The difficult road to peace.

The road so far has not been an easy one; nor will the road still to be covered in the future be easy. There are many who hope that the Peace Plan fails. Yet we become more convinced daily that there will be no progress without democracy and peace. War will only bring more devastation, more hatred, more ill feeling, and more deaths. War distances the solutions that the people of our nations yearn for.

It is paradoxical that democracy should be reborn in Latin America at the very moment when the region most feels the burden of foreign debt, and when the conditions for international trade are worsening most. The greatest threat to the fragile, emerging democracies in our nations comes not only from the forces of subversion but also from the difficult conditions imposed by creditors whose sole interest is a return on their capital. Settlement of this debt should be adjusted to allow our economies to grow. This is imperative for the survival of the political regime that we have always aspired to. Justice and understanding are the only ways to achieve lasting peace, not only within the bosom of each individual society but also within the communion of nations. The injustice of economic relations is the bastion stopping states from becoming closer to each other.

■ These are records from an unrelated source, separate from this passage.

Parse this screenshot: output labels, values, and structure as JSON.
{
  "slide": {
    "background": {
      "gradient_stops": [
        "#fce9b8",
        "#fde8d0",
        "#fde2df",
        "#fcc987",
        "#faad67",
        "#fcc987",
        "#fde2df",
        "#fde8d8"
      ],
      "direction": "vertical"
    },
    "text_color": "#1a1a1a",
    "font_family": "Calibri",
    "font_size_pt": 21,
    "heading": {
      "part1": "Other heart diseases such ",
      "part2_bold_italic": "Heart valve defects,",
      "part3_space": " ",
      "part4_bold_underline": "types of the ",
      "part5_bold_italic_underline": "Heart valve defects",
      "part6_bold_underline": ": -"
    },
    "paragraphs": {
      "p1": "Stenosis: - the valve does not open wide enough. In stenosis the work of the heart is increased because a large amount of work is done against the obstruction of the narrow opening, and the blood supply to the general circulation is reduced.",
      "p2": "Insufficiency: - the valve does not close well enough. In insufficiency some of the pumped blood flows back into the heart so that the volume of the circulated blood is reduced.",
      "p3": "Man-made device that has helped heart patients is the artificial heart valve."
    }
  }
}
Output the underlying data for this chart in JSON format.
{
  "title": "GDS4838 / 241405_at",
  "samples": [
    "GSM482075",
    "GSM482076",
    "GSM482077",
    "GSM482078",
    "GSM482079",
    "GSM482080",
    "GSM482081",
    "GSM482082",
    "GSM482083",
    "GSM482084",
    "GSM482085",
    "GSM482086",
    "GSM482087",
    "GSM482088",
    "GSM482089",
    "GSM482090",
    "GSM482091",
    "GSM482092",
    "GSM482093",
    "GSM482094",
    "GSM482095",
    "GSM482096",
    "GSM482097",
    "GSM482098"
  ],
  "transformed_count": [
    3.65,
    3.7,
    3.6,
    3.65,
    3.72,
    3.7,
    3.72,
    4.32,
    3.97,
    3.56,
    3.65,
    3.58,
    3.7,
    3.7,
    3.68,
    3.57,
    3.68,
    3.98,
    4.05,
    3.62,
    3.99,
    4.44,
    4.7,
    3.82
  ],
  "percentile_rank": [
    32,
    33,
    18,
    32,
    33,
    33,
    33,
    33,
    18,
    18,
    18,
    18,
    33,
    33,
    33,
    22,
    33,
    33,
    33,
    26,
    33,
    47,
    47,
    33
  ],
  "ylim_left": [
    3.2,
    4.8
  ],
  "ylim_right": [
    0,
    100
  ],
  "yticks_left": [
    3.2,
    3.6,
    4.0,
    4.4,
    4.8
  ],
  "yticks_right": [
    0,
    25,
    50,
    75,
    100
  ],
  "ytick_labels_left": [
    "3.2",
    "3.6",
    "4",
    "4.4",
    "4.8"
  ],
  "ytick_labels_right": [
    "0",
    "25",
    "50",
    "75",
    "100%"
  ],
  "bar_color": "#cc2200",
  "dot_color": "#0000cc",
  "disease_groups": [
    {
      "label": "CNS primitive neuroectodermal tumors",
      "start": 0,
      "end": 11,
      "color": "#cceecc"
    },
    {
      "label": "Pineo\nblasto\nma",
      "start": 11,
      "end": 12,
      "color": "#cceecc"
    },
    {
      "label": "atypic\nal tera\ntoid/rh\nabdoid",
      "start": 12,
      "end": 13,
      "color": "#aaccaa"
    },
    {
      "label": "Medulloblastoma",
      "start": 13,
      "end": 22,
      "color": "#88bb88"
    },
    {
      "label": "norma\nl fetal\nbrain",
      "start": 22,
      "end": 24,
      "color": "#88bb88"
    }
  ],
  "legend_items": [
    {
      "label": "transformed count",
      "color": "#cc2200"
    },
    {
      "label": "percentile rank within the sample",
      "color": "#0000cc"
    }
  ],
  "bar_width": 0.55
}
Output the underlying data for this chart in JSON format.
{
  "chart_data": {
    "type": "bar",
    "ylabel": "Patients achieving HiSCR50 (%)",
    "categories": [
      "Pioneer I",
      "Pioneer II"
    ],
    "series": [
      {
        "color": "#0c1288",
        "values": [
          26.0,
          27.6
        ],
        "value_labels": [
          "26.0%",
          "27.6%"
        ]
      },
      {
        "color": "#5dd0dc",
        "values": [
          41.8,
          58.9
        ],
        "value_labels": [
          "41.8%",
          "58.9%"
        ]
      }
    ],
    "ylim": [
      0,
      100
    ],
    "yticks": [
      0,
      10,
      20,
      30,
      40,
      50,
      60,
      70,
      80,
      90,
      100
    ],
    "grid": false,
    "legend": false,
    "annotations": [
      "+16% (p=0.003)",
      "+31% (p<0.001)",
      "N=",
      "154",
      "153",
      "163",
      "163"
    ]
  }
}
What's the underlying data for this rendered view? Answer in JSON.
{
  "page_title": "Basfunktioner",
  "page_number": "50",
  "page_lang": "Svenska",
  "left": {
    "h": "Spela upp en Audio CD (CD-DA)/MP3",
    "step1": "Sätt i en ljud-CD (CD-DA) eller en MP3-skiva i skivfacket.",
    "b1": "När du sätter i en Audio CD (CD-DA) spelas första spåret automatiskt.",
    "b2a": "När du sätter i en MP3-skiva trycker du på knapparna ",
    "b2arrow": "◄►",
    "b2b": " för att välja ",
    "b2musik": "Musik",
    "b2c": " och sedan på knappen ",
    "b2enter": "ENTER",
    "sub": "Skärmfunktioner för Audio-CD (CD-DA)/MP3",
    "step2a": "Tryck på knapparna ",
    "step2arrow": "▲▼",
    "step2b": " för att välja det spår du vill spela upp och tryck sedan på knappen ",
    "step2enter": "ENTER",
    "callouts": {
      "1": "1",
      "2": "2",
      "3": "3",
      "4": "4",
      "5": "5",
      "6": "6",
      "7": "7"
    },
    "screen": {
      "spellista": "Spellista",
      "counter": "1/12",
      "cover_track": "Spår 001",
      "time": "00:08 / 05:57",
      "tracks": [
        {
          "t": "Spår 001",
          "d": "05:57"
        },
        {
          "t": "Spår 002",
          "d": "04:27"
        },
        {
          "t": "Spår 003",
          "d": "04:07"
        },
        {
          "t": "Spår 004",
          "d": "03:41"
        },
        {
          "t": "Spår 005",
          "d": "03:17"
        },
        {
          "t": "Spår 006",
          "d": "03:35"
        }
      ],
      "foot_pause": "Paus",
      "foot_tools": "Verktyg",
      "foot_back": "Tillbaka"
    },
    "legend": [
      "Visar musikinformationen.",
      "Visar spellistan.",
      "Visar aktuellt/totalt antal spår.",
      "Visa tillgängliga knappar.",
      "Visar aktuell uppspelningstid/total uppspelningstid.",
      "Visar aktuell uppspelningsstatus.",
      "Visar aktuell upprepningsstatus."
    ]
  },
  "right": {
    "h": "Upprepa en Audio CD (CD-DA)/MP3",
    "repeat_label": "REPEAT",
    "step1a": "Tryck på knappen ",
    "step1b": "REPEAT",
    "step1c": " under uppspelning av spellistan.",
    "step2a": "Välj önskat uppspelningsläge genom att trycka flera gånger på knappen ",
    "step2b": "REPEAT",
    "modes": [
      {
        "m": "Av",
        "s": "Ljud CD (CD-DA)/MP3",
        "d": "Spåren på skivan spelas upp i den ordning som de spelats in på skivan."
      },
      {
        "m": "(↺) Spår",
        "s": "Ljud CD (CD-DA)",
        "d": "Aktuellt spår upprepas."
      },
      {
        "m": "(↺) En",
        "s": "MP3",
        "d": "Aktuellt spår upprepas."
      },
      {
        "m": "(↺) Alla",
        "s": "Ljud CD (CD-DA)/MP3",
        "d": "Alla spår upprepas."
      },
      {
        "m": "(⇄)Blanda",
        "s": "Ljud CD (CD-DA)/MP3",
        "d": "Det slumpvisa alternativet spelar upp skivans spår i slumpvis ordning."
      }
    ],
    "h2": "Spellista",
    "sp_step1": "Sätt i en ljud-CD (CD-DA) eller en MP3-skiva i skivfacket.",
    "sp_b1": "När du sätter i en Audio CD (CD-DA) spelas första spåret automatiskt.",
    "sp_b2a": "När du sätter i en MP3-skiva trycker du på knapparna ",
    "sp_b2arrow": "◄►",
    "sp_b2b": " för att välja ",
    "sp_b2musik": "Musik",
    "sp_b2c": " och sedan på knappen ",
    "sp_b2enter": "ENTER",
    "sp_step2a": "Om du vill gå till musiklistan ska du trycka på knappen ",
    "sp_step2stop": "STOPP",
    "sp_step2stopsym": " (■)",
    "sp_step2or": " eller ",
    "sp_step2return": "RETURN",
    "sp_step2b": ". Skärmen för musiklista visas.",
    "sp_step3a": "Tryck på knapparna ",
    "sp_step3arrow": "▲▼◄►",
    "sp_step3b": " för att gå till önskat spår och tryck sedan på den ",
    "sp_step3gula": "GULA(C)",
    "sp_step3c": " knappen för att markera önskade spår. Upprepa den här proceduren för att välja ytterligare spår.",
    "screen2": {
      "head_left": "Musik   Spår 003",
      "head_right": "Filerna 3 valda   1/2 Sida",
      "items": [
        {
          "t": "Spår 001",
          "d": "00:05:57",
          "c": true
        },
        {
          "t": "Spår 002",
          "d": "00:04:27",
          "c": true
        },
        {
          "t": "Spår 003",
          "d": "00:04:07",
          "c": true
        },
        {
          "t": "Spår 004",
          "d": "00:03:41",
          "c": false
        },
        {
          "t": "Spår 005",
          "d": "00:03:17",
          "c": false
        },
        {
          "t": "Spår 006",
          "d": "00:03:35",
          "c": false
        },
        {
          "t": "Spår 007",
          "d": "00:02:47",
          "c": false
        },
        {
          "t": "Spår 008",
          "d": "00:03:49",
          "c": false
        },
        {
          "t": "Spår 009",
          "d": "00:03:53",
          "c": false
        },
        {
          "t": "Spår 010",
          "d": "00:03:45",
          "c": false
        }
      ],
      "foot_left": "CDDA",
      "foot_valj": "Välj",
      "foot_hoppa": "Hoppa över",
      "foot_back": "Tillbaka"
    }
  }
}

The unfair treatment meted out to us when we try to acquire the financial resources and materials needed for development should cease as soon as possible. Many industrialized countries succeeded in their development precisely because of the ease with which they extracted their raw materials from our continent in the not so distant past. In all fairness, we demand fair play in pricing our exports, fair play in managing our foreign debt, and fair play in transferring capital and technology.

Linked by culture.

A wealthy country will never find peace of mind whilst there is a poor country whose people are dying of hunger or as a result of war. This is why we cannot afford to waste a single opportunity to establish dialogue, to lay out our interests and to better understand one another. In this respect, might I quote the words of an illustrious Costa Rican who enlightened Latin America's finest minds for over forty years in a review called the Repertorio Americano. This great compatriot, Jorge García Monje, said:

"Men only bear each other ill will when they do not know each other, or when they only know each other's weak points. But when they have managed to pierce the heart and understand each other's thoughts, when they perceive their virtues, finer points and talents, admiration gives way to affection and friendship. This is why friendship is born out of mutual knowledge between men and between nations. This mutual knowledge of everything that we are, coupled - to a great extent - with the generous aspiration to face our common fate together will make us invincible. We are united by a culture that has been moulded from blood and soul". If one thing can be said about the peoples of Latin America it is that we are linked by a culture moulded from blood and soul. The upcoming Fifth Centenary of the meeting of two worlds, Montezuma's and Charles I of Spain's, Atahualpa's world and Philip II of Spain's, is a marvellous opportunity for Spaniards and Latin Americans alike to highlight our common destiny.

Encouraging signs.

Up to and beyond 1992 we should concentrate on uniting what has been divided. The doors to the future will swing open to us in this way. Like the Great Admiral in 1492, there are encouraging signs on the horizon. The progress of democracy in Latin America and the development of new forms of Latin American cooperation in the fields of science and technology, in trade, in culture and also in politics, all point to a new era. It is a new era in which the democratic, hard-working, creative community will speak forth to the nations of the World as a whole in the glorious language of Cervantes, united in word and belief.